From Paul Waite <>
Subject Re: index architectures
Date Thu, 19 Oct 2006 01:22:30 GMT
Some excellent feedback guys - thanks heaps.

On my OOM issue, I think Hoss has nailed it here:

> That said: if you are seeing OOM errors when you sort by a field (but
> not when you use the docId ordering, or sort by score) then it sounds
> like  you are keeping refrences to IndexReaders arround after you've
> stoped using them -- the FieldCache is kept in a WeakHashMap keyed off of
> hte IndexReader, so it should get garbage collected as soon sa you let go
> of it.  Another possibility is that you are sorting on too many fields
> for it to be able to build the FieldCache for all of them in the RAM you
> have available. 

I'm using a piece of code written by Peter Halacsy which implements a
SearcherCache class.
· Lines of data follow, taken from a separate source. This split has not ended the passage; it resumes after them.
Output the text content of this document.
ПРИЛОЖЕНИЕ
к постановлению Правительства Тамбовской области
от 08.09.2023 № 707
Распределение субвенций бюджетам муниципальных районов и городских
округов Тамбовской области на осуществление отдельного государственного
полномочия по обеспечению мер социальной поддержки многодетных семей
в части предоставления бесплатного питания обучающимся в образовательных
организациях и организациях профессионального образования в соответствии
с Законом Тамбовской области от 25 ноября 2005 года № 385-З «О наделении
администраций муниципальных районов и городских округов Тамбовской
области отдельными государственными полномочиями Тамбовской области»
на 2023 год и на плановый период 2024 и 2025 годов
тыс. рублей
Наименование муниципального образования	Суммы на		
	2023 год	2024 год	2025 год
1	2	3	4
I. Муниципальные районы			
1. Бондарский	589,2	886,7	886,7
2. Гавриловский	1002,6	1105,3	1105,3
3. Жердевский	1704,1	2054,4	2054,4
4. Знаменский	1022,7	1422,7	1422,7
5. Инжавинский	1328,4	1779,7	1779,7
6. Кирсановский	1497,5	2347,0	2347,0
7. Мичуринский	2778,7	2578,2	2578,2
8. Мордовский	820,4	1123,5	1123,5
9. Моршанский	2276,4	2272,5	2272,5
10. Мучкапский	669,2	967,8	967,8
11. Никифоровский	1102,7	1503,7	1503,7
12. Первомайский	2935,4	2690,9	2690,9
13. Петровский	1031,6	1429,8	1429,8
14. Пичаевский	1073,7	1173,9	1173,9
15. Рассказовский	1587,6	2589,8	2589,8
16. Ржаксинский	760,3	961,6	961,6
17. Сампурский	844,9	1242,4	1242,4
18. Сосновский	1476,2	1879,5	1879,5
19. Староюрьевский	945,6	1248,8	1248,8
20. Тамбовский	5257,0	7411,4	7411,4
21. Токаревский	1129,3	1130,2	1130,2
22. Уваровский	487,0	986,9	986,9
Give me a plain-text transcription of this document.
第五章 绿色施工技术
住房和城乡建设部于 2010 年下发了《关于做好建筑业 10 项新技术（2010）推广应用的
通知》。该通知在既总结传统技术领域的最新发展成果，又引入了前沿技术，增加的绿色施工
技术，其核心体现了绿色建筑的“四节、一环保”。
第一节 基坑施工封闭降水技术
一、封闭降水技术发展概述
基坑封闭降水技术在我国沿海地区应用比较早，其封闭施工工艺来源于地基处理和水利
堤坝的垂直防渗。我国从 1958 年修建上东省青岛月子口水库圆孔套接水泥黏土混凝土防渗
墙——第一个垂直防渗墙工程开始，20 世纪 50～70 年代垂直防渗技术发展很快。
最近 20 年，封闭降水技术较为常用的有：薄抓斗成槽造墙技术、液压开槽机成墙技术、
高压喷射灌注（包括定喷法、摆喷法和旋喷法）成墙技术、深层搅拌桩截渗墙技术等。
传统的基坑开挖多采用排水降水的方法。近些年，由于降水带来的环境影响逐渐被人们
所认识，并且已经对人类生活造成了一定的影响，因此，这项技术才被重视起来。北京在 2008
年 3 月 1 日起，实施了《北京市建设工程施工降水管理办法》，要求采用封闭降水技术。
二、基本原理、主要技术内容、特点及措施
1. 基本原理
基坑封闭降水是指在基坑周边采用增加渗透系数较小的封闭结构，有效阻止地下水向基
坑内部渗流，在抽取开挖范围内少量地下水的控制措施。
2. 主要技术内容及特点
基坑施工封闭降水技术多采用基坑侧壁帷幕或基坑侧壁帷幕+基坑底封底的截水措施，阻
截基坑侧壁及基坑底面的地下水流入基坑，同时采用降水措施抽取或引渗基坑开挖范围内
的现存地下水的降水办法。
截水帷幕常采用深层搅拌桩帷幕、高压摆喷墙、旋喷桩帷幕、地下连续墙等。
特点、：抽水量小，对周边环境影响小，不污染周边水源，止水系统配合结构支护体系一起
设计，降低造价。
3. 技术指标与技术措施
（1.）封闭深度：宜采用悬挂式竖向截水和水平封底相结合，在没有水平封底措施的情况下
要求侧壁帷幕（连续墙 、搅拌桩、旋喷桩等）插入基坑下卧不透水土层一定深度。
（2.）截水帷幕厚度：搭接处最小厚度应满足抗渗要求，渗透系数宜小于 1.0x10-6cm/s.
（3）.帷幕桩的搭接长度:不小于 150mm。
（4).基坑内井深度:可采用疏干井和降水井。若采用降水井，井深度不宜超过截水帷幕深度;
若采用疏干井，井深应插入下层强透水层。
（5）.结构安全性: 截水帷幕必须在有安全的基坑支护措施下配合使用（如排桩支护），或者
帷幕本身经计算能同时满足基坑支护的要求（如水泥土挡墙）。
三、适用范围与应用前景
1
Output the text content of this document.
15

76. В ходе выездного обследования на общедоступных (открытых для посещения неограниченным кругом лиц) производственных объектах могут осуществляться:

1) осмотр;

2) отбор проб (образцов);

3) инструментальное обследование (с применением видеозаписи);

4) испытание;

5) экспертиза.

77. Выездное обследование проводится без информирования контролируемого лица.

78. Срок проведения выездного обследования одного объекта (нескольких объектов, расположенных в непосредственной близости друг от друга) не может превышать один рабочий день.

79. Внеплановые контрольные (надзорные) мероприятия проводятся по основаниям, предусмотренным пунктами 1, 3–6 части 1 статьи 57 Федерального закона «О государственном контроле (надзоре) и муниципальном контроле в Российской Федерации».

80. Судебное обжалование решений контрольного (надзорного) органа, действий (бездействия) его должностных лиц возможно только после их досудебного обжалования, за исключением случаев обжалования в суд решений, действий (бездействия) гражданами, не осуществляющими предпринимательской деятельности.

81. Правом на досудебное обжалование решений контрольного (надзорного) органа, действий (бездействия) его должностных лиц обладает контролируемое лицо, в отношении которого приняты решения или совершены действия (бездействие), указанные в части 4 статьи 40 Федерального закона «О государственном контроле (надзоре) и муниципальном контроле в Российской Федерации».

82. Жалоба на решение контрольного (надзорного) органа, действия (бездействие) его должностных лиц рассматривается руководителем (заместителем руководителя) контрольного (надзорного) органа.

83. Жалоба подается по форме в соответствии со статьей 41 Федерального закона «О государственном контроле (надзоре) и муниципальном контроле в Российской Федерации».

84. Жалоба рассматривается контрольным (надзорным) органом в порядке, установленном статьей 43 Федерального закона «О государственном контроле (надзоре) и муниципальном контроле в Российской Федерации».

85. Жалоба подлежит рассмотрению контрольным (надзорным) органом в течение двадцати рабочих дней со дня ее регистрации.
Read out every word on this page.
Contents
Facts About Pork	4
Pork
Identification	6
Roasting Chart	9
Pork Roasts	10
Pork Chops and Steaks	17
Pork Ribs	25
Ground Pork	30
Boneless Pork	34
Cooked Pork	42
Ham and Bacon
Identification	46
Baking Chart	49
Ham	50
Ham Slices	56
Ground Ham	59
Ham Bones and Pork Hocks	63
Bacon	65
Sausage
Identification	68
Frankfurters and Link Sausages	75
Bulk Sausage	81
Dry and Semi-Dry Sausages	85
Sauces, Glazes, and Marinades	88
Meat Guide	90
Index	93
When we do a search we request a searcher, and this
class looks after giving us one.

It checks whether the index has been updated since the most recent Searcher
was created. If so it creates a new one.

At the same time it 'retires' outdated Searchers, once they have no queries
busy with them.

Looking at that code, if the system gets busy indexing new stuff, and doing
complex searches this is all rather open-ended as to the potential number
of fresh Searchers being created, each with the overhead of building its
FieldCache for the first time. No wonder I'm having problems as the archive
has grown! Looking at it in this light, my OOM's all seem to come just
after a bout of articles have been indexed, and querying is being done
simultaneously, so it does fit.

I guess a solution is probably to cap this process with a maximum number
of active Searchers, meaning potentially some queries might be fobbed off
with slightly out of date versions of the index, in extremis, but it would
right itself once everything settles down again.

Obviously the index partitioning would probably make this a non-issue, but
it seems better to sort the basic problem out anyway, and make it 100%

Thanks Hoss!